Primo giorno di scuola. Da docente, voglio dire.

È andata così. Finito, in qualche modo, l’istituto magistrale, ho deciso di iscrivermi all’università. Mi sono iscritto a pedagogia. Perché? Una manciata di anni prima, quan  do avevo quattordici anni, avevo letto Il gioco delle perle di vetro di Hermann Hesse. A rileggerlo, non l’ho trovato eccezionale; ma a quattordici anni mi colpì profondamente.
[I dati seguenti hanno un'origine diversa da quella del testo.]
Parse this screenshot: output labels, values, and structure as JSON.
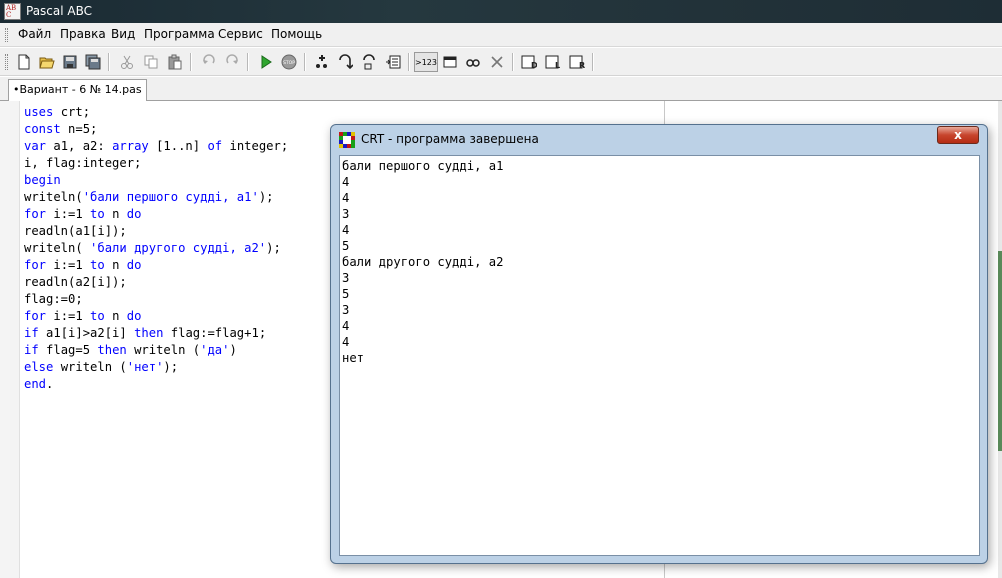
{
  "window": {
    "title": "Pascal ABC",
    "app_icon_letters": [
      "AB",
      "C"
    ]
  },
  "menu": {
    "items": [
      "Файл",
      "Правка",
      "Вид",
      "Программа",
      "Сервис",
      "Помощь"
    ]
  },
  "toolbar": {
    "buttons": [
      {
        "name": "new-file-icon"
      },
      {
        "name": "open-folder-icon"
      },
      {
        "name": "save-icon"
      },
      {
        "name": "save-all-icon"
      },
      {
        "name": "cut-icon"
      },
      {
        "name": "copy-icon"
      },
      {
        "name": "paste-icon"
      },
      {
        "name": "undo-icon"
      },
      {
        "name": "redo-icon"
      },
      {
        "name": "run-icon"
      },
      {
        "name": "stop-icon"
      },
      {
        "name": "step-into-icon"
      },
      {
        "name": "step-over-icon"
      },
      {
        "name": "step-out-icon"
      },
      {
        "name": "run-to-cursor-icon"
      },
      {
        "name": "output-format-icon"
      },
      {
        "name": "window-icon"
      },
      {
        "name": "watch-icon"
      },
      {
        "name": "clear-icon"
      },
      {
        "name": "tool-d-icon"
      },
      {
        "name": "tool-l-icon"
      },
      {
        "name": "tool-r-icon"
      }
    ],
    "stop_label": "STOP",
    "format_label": ">123",
    "tool_d_label": "D",
    "tool_l_label": "L",
    "tool_r_label": "R"
  },
  "tabs": [
    {
      "label": "•Вариант - 6 № 14.pas"
    }
  ],
  "editor": {
    "lines": [
      [
        {
          "t": "uses",
          "c": "kw"
        },
        {
          "t": " crt;"
        }
      ],
      [
        {
          "t": "const",
          "c": "kw"
        },
        {
          "t": " n=5;"
        }
      ],
      [
        {
          "t": "var",
          "c": "kw"
        },
        {
          "t": " a1, a2: "
        },
        {
          "t": "array",
          "c": "kw"
        },
        {
          "t": " [1..n] "
        },
        {
          "t": "of",
          "c": "kw"
        },
        {
          "t": " integer;"
        }
      ],
      [
        {
          "t": "i, flag:integer;"
        }
      ],
      [
        {
          "t": "begin",
          "c": "kw"
        }
      ],
      [
        {
          "t": "writeln("
        },
        {
          "t": "'бали першого судді, a1'",
          "c": "str"
        },
        {
          "t": ");"
        }
      ],
      [
        {
          "t": "for",
          "c": "kw"
        },
        {
          "t": " i:=1 "
        },
        {
          "t": "to",
          "c": "kw"
        },
        {
          "t": " n "
        },
        {
          "t": "do",
          "c": "kw"
        }
      ],
      [
        {
          "t": "readln(a1[i]);"
        }
      ],
      [
        {
          "t": "writeln( "
        },
        {
          "t": "'бали другого судді, a2'",
          "c": "str"
        },
        {
          "t": ");"
        }
      ],
      [
        {
          "t": "for",
          "c": "kw"
        },
        {
          "t": " i:=1 "
        },
        {
          "t": "to",
          "c": "kw"
        },
        {
          "t": " n "
        },
        {
          "t": "do",
          "c": "kw"
        }
      ],
      [
        {
          "t": "readln(a2[i]);"
        }
      ],
      [
        {
          "t": "flag:=0;"
        }
      ],
      [
        {
          "t": "for",
          "c": "kw"
        },
        {
          "t": " i:=1 "
        },
        {
          "t": "to",
          "c": "kw"
        },
        {
          "t": " n "
        },
        {
          "t": "do",
          "c": "kw"
        }
      ],
      [
        {
          "t": "if",
          "c": "kw"
        },
        {
          "t": " a1[i]>a2[i] "
        },
        {
          "t": "then",
          "c": "kw"
        },
        {
          "t": " flag:=flag+1;"
        }
      ],
      [
        {
          "t": "if",
          "c": "kw"
        },
        {
          "t": " flag=5 "
        },
        {
          "t": "then",
          "c": "kw"
        },
        {
          "t": " writeln ("
        },
        {
          "t": "'да'",
          "c": "str"
        },
        {
          "t": ")"
        }
      ],
      [
        {
          "t": "else",
          "c": "kw"
        },
        {
          "t": " writeln ("
        },
        {
          "t": "'нет'",
          "c": "str"
        },
        {
          "t": ");"
        }
      ],
      [
        {
          "t": "end",
          "c": "kw"
        },
        {
          "t": "."
        }
      ]
    ],
    "keyword_color": "#0000ff"
  },
  "crt": {
    "title": "CRT - программа завершена",
    "close_label": "x",
    "output": [
      "бали першого судді, a1",
      "4",
      "4",
      "3",
      "4",
      "5",
      "бали другого судді, a2",
      "3",
      "5",
      "3",
      "4",
      "4",
      "нет"
    ]
  }
}
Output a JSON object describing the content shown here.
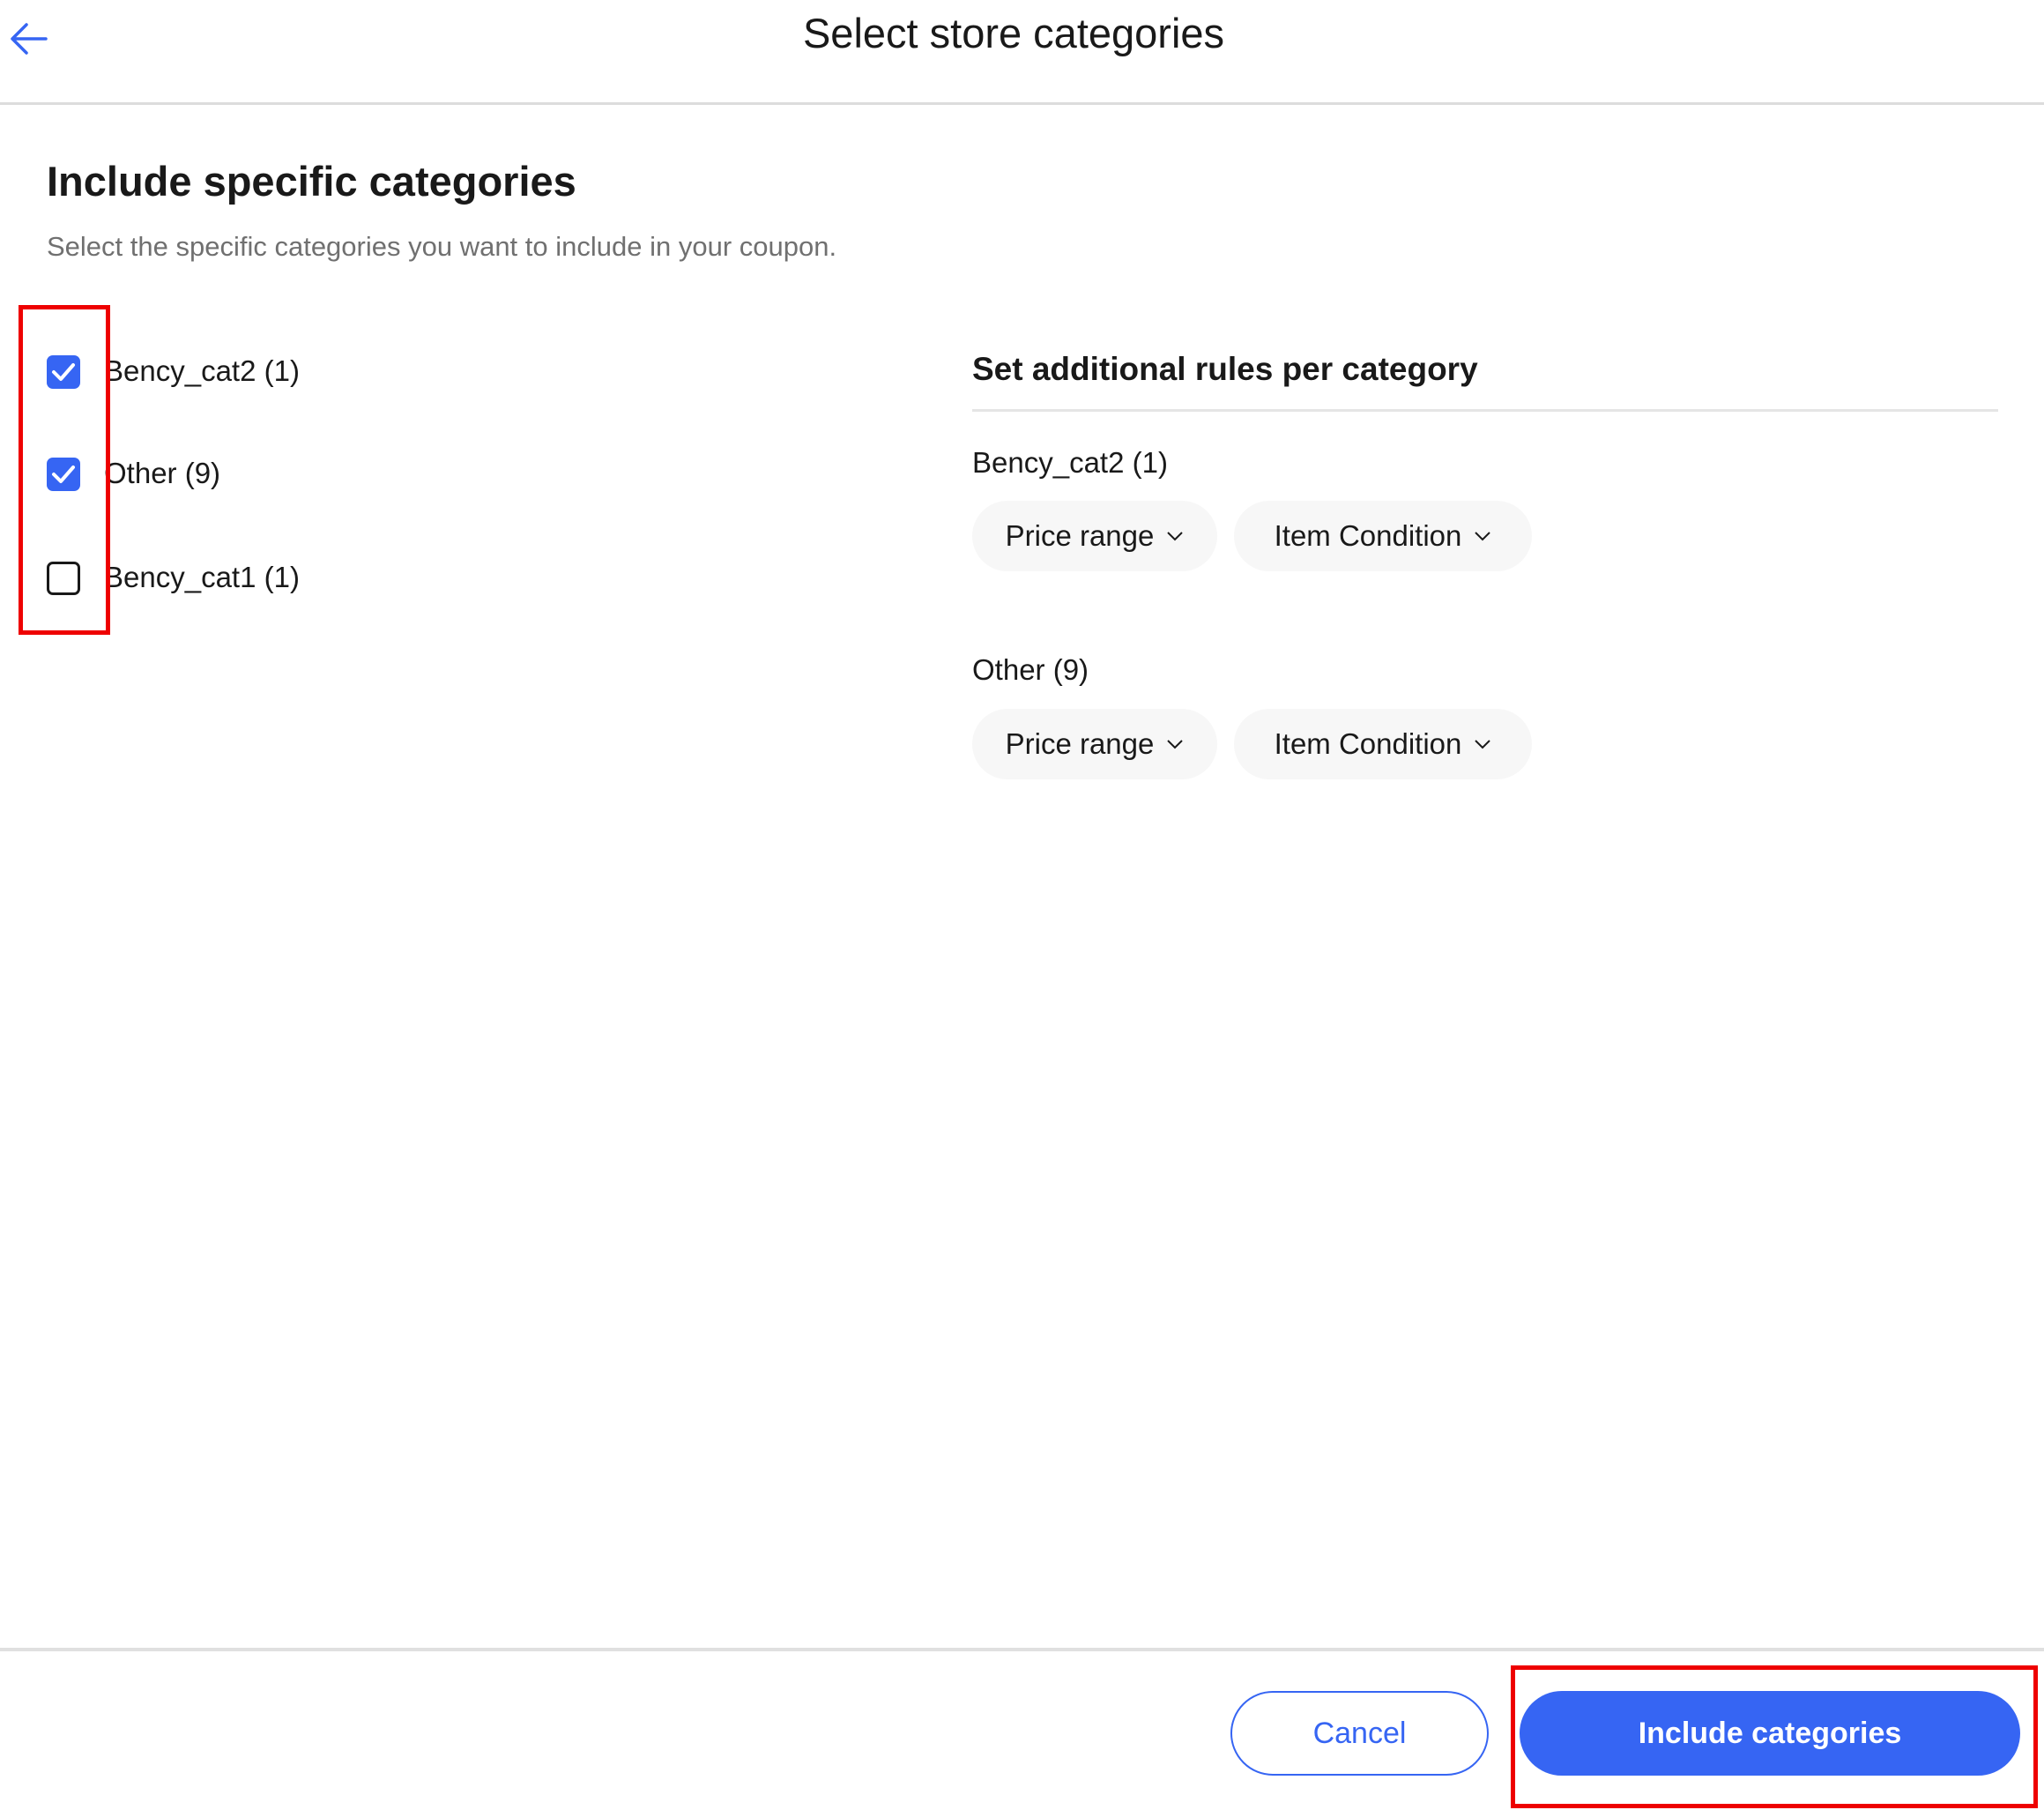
{
  "header": {
    "back_icon": "arrow-left-icon",
    "title": "Select store categories"
  },
  "section": {
    "heading": "Include specific categories",
    "subtitle": "Select the specific categories you want to include in your coupon."
  },
  "categories": [
    {
      "label": "Bency_cat2 (1)",
      "checked": true
    },
    {
      "label": "Other (9)",
      "checked": true
    },
    {
      "label": "Bency_cat1 (1)",
      "checked": false
    }
  ],
  "rules": {
    "heading": "Set additional rules per category",
    "groups": [
      {
        "label": "Bency_cat2 (1)",
        "price_label": "Price range",
        "condition_label": "Item Condition"
      },
      {
        "label": "Other (9)",
        "price_label": "Price range",
        "condition_label": "Item Condition"
      }
    ]
  },
  "footer": {
    "cancel_label": "Cancel",
    "include_label": "Include categories"
  },
  "colors": {
    "accent": "#3665f3",
    "annotation": "#ee0000"
  }
}
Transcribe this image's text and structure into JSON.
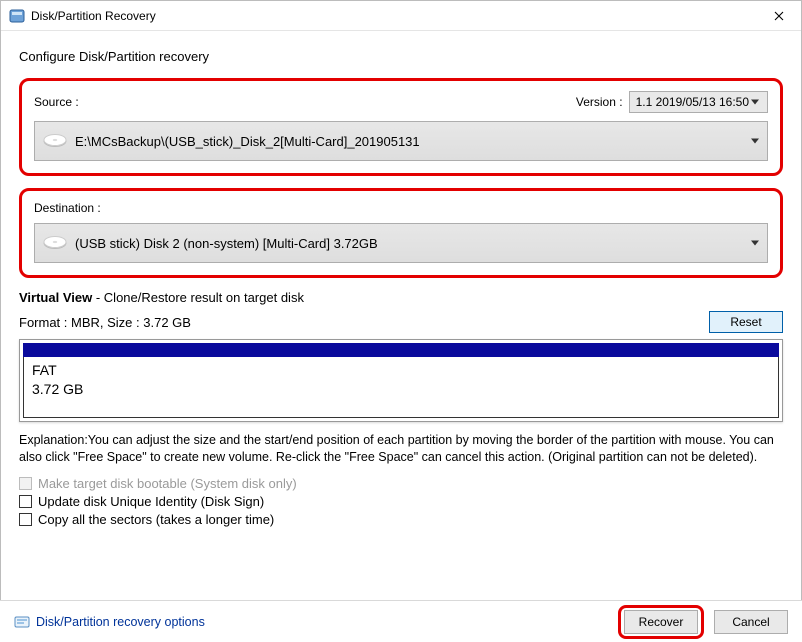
{
  "window": {
    "title": "Disk/Partition Recovery"
  },
  "heading": "Configure Disk/Partition recovery",
  "source": {
    "label": "Source :",
    "version_label": "Version :",
    "version_value": "1.1  2019/05/13 16:50",
    "path": "E:\\MCsBackup\\(USB_stick)_Disk_2[Multi-Card]_201905131"
  },
  "destination": {
    "label": "Destination :",
    "value": "(USB stick) Disk 2 (non-system) [Multi-Card]   3.72GB"
  },
  "virtual_view": {
    "title_bold": "Virtual View",
    "title_rest": " - Clone/Restore result on target disk",
    "format_line": "Format : MBR,  Size : 3.72 GB",
    "reset_label": "Reset",
    "partition_fs": "FAT",
    "partition_size": "3.72 GB"
  },
  "explanation": "Explanation:You can adjust the size and the start/end position of each partition by moving the border of the partition with mouse. You can also click \"Free Space\" to create new volume. Re-click the \"Free Space\" can cancel this action. (Original partition can not be deleted).",
  "checks": {
    "bootable": "Make target disk bootable (System disk only)",
    "unique_id": "Update disk Unique Identity (Disk Sign)",
    "copy_all": "Copy all the sectors (takes a longer time)"
  },
  "footer": {
    "options_link": "Disk/Partition recovery options",
    "recover": "Recover",
    "cancel": "Cancel"
  }
}
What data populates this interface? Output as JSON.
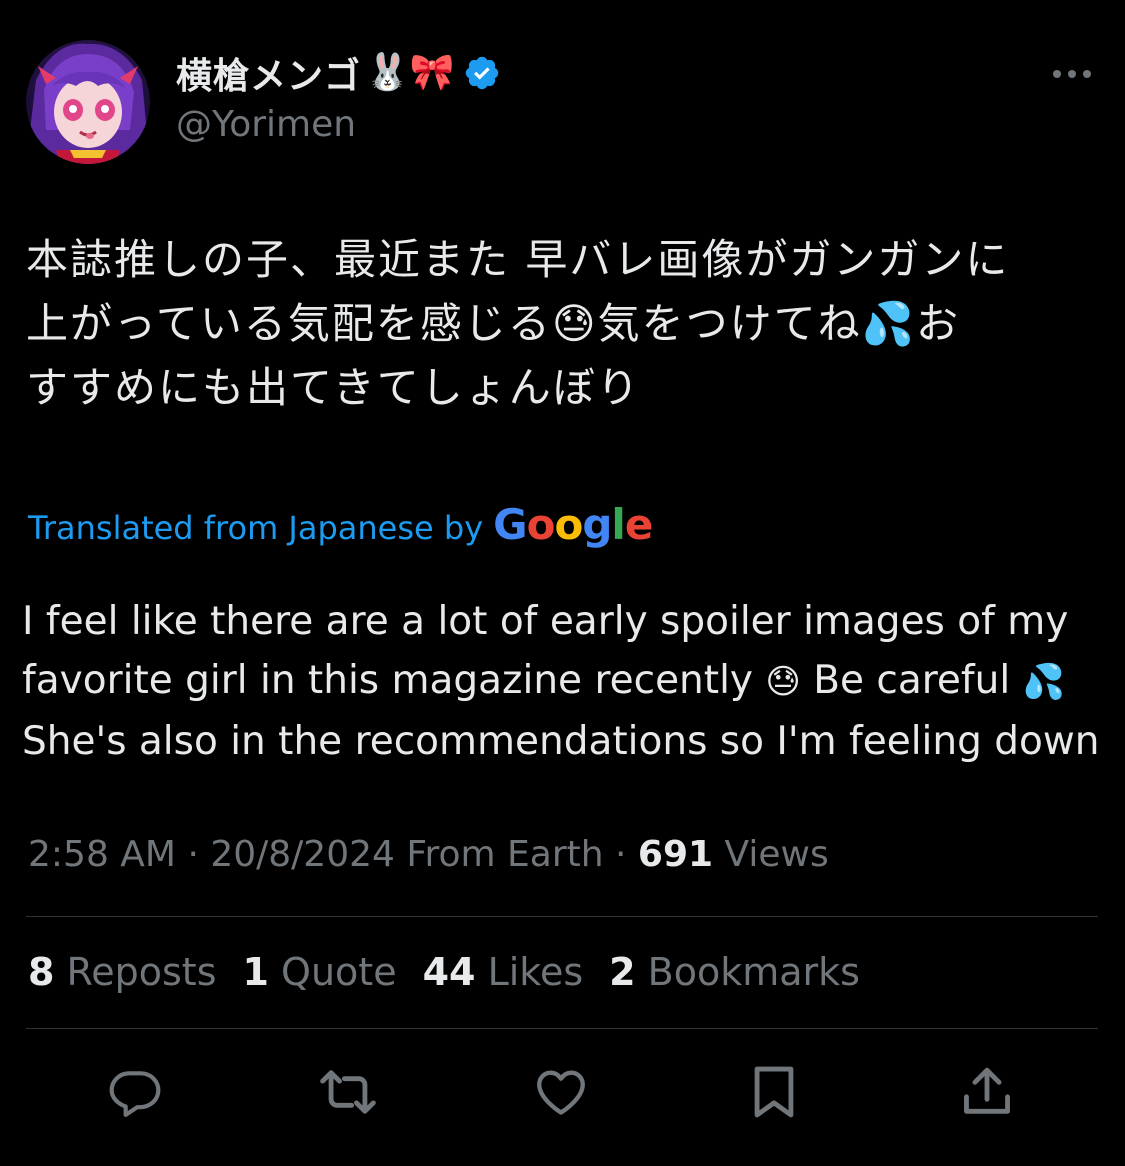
{
  "author": {
    "display_name": "横槍メンゴ",
    "name_emojis": "🐰🎀",
    "handle": "@Yorimen",
    "verified": true
  },
  "tweet": {
    "text_lines": [
      "本誌推しの子、最近また 早バレ画像がガンガンに",
      "上がっている気配を感じる😓気をつけてね💦お",
      "すすめにも出てきてしょんぼり"
    ],
    "translated_label": "Translated from Japanese by",
    "translator_brand": "Google",
    "translation": {
      "line1": "I feel like there are a lot of early spoiler images of my",
      "line2a": "favorite girl in this magazine recently",
      "emoji1": "😓",
      "line2b": "Be careful",
      "emoji2": "💦",
      "line3": "She's also in the recommendations so I'm feeling down"
    }
  },
  "meta": {
    "time": "2:58 AM",
    "date": "20/8/2024",
    "location": "From Earth",
    "views_count": "691",
    "views_label": "Views"
  },
  "stats": {
    "reposts_count": "8",
    "reposts_label": "Reposts",
    "quotes_count": "1",
    "quotes_label": "Quote",
    "likes_count": "44",
    "likes_label": "Likes",
    "bookmarks_count": "2",
    "bookmarks_label": "Bookmarks"
  },
  "colors": {
    "background": "#000000",
    "text_primary": "#e7e9ea",
    "text_secondary": "#71767b",
    "accent_blue": "#1d9bf0",
    "divider": "#2f3336"
  },
  "icons": {
    "more": "more-horizontal-icon",
    "reply": "reply-icon",
    "repost": "repost-icon",
    "like": "heart-icon",
    "bookmark": "bookmark-icon",
    "share": "share-icon",
    "verified": "verified-badge-icon"
  }
}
Da allora mi entrò nella mente un’idea: l’idea, l’immagine della pedagogia. Prima di allora, credevo che il mondo degli uomini fosse nettamente diviso: da una parte i buoni, dall’altra i cattivi. Dopo aver letto quel libro, quella frattura universale si completò con un terzo elemento.

C’erano i buoni da una parte, i cattivi dall’altra, e in mezzo la pedagogia. La quale, affine alla magia, era in grado di operare il miracolo della conversione, del passaggio dei cattivi dal campo del male a quello del bene.

Non tutto era perduto.

Con il tempo ho dovuto ridimensionare il mio entusiasmo.

Ho capito che esiste un quarto elemento, anch’esso affine alla magia: l’economia. Magicamente l’economia rende alcuni ricchi e felici; altri però li fa poveri e disperati.

L’economia, ho capito, è madre-matrigna della pedagogia, una magia che ne rende possibile o impossibile un’altra.

Mi sono laureato, poi ho continuato a studiare per altri due anni, ho svolto il servizio civile (esercitandomi nella mia magia), ho fatto l’apprendista giornalista, il correttore di bozze, il tutor universitario, il pedagogista in una cooperativa sociale, per due anni ho discusso con un filo  sofo novantenne che stava scrivendo un libro in cui intendeva dimostrare che non esistono da una parte il mito e dall’altra la ragione, ma che la stessa ragione genera miti.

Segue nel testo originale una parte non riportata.